In the process, they distorted what remains a legitimate public policy debate nationwide about the merits of SEL and the role, if any, SEL should have in public school curriculums.
“Missouri’s situation illustrates the awkward place that educators and policymakers continue to find themselves in as SEL has simultaneously received historic levels of pushback and investment in the past two years,” wrote Arianna Prothero, an assistant editor for EdWeek, and Libby Stanford, a reporter.
Then they added, deceptively, “It also underscores how confusion among the general public over what, exactly, SEL is can undermine efforts to expand it in schools.”
Let’s be clear about one thing from the outset: It’s not confusion over what SEL is exactly that’s undermining the efforts to expand it in schools, despite historic investment in the controversial curriculum.
What is exactly undermining efforts to expand SEL in school is the horror that the public and parents feel when they understand exactly what SEL actually is.
EdWeek would have one believe that SEL is simply teaching kids what the publication calls “soft skills,” like good manners or positive thinking.
Getting past the debate about the legitimacy of teaching such things during a limited academic day – as public schools continue to demonstrate historic levels of ineptitude when it comes to academic achievement – EdWeek’s assertions about what SEL actually is are also patently false.
“While sounding innocuous, the Social Emotional Learning framework actually encompasses the far-left belief that each child is nothing more than a member of an oppressed class, or the oppressor themselves,” said Missouri neighbor, Dan Isett, a spokesperson for the Oklahoma Department of Education in a statement, as reported by the Oklahoma Voice. “This is simply inappropriate, and wrong.”
But don’t take his word for it.
Consider the description from an organization cited in EdWeek’s own article.
“SEL advances educational equity [emphasis added] and excellence through authentic school-family-community partnerships to establish learning environments and experiences that feature trusting and collaborative relationships, rigorous and meaningful curriculum and instruction, and ongoing evaluation,” writes the Collaborative for Academic and Social-Emotional Learning (CASEL), in its fundamental definition of SEL. “SEL can help address various forms of inequity [emphasis added] and empower [emphasis added] young people and adults to co-create thriving schools and contribute to safe, healthy, and just [emphasis added] communities.”
That sounds quite a bit different than managing emotions in a positive manner while kids pass each other in the hallway, as EdWeek would have one believe about the virtues of SEL.
Of course, EdWeek’s article didn’t mention much of CASEL’s program in its piece on Missouri, except for simply noting that the COVID-19 pandemic exacerbated “inequity” in schools.

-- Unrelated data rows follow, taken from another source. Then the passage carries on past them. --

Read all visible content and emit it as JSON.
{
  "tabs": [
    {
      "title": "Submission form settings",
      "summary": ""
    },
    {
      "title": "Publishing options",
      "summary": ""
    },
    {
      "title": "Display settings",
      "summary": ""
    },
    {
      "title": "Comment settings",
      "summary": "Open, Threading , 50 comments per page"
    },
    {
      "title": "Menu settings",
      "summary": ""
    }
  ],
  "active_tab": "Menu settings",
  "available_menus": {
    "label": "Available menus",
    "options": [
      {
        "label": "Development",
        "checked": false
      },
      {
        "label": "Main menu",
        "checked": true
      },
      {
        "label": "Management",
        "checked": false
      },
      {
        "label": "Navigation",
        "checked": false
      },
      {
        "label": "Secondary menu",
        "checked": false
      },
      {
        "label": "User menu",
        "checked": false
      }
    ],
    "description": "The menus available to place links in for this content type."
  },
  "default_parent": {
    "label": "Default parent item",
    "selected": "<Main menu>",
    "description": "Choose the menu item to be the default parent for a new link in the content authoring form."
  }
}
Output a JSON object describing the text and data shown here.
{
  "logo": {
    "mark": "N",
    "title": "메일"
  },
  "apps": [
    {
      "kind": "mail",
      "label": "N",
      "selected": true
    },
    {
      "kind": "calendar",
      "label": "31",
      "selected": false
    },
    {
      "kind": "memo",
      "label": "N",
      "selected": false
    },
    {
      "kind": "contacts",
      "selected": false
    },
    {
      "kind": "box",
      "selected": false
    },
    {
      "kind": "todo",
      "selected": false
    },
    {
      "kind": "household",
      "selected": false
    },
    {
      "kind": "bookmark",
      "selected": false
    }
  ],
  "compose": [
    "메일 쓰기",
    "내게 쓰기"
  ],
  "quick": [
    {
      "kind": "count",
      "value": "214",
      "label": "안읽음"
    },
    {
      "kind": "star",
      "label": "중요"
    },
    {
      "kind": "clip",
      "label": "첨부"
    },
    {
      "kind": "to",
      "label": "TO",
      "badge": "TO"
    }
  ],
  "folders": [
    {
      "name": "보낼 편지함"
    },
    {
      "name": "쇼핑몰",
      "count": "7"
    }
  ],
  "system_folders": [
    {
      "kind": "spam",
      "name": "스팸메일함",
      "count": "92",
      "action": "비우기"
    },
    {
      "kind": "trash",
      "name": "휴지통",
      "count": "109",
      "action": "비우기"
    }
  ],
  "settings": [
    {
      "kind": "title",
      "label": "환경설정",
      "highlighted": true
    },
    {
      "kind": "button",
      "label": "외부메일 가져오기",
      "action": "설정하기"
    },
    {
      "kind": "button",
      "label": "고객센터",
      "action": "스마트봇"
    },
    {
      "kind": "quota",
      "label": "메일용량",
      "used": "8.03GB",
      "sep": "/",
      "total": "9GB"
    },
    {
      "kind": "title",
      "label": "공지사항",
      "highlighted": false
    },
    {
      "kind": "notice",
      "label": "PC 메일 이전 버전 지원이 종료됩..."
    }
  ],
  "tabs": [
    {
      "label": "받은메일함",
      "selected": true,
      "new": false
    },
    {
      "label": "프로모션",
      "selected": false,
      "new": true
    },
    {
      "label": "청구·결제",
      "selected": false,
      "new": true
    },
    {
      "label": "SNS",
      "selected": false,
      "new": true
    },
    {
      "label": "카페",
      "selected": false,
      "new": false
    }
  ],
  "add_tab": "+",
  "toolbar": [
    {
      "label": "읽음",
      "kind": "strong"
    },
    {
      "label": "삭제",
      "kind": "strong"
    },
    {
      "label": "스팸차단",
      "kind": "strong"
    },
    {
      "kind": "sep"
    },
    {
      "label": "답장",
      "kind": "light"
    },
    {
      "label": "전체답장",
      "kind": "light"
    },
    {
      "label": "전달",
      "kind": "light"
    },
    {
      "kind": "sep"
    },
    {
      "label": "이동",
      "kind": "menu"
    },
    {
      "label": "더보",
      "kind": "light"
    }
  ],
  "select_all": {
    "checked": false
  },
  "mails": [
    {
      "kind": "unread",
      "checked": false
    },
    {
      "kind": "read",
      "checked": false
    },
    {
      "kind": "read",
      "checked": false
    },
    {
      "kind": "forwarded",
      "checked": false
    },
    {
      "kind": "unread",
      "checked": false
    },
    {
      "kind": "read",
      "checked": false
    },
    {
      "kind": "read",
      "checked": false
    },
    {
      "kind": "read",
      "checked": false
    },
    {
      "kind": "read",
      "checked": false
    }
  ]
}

Quite frankly, CASEL openly admits that SEL is simply teaching about power, equity, and how those who are oppressed by virtue of the color of their skin, sexual identity, socioeconomic class, or any other class, can fight back.
If people are being honest, the phrase “various forms of inequity”, used by CASEL, is coded progressive-speak for things like “white supremacy,” “the patriarchy,” the “intersectionality” of sexual oppression by the dominant heterosexual majority, and any other thing that can be used to divide and conquer us.
Parents, voters, taxpayers and the general public are horrified by these concepts.
SEL, it turns out, is everything that critics accuse it of being, namely: A Marxist/socialist program that categorizes people into the oppressed and the oppressors and undermines our ideas of a representative, democratic republic.
SEL has simply updated obsolete Marxist terms like proletariat and bourgeoisie, with more fashionable terms like equity, inequity and justice.
If one wants to advocate for SEL, they have the freedom to do so and they should do so in this representative, democratic republic.
But, please: Stop trying to tell the rest of us that SEL is not what we think it is.
Because SEL is exactly what we know it is: class warfare some want warring in classrooms – and everywhere else.